Express Node XML Scraper
A XML Scraper with a front-end facing Express server that scrapes for remote XML files while at the same time offering the saved sitemaps on the Node Express server.
Set-up
- Run
npm install
to install all the dependancies including the simple-xml-scrapper app that will crawl the site.

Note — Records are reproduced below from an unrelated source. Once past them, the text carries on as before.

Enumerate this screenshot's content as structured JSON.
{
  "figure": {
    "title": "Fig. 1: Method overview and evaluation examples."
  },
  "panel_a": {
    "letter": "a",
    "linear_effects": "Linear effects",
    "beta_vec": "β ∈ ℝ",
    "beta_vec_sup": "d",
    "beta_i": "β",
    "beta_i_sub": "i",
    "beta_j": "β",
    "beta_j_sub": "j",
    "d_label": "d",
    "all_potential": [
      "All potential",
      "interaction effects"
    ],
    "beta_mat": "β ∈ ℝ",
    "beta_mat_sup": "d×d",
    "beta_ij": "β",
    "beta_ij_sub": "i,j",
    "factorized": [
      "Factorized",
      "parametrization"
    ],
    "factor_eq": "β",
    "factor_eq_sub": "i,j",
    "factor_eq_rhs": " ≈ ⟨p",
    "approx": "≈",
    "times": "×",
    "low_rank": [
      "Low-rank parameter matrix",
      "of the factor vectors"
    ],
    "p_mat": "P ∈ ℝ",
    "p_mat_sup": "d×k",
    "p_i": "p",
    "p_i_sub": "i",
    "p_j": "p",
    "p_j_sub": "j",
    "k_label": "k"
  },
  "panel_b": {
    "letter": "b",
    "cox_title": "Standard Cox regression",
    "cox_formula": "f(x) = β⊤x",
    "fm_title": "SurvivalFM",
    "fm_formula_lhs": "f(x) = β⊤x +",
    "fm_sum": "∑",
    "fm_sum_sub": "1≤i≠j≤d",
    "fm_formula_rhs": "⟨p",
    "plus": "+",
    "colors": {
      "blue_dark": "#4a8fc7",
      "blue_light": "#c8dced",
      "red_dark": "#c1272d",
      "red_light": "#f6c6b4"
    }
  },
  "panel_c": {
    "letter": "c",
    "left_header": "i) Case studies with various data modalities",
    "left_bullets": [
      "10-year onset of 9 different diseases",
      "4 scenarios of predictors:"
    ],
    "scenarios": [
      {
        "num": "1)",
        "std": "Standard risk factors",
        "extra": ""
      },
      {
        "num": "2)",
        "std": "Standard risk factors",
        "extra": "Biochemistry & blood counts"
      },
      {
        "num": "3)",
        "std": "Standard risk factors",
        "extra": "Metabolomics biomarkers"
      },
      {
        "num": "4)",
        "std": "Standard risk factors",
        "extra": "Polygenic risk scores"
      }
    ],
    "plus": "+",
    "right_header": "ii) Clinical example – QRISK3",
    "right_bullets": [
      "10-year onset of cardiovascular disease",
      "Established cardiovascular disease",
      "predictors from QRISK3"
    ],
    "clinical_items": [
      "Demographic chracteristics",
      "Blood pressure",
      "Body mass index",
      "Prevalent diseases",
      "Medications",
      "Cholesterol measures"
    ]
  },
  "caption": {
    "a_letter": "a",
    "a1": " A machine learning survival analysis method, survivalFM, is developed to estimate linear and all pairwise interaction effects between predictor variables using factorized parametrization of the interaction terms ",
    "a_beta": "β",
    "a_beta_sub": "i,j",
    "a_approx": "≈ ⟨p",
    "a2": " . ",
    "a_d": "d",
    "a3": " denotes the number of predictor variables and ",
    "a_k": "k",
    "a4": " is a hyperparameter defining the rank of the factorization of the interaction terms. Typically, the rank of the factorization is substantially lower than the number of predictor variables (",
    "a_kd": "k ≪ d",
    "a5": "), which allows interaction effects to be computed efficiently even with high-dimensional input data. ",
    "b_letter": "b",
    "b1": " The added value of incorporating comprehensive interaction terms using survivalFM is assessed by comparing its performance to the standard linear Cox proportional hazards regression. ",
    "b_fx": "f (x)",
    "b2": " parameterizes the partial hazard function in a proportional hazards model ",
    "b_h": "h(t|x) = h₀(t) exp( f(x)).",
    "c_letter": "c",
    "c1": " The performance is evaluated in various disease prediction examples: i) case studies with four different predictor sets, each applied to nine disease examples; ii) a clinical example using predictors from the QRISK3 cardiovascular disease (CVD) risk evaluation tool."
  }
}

node server.js --sitemap_index_url=http://www.nytimes-se.com/nytse/sitemap.xml
Express Server
- After everything is successfully created, a local directory
/rendered_sitemaps
will be created. - Visit
http://localhost:3001/rendered_sitemaps
for additional information on how generated sitemap directories can be accessed. - Sitemaps will be have a directory created per domain. http://www.nytimes-se.com/nytse/sitemap.xml will create a
nytimes-se.com/
directory and contain all related sitemaps from within that domain.
Cron
- This node application features a running internal cron job that can be set using a regular cron expression and using the
cron_schedule=
flag within the CLI command for this job. The following command will scrap on the 30 minute marker the specified sitemap.
node server.js --sitemap_index_url=http://www.nytimes-se.com/nytse/sitemap.xml --cron_schedule="30 * * * *"
Saving
- Files by default are saved into an XML format. Plans for CSV formatting will be made available.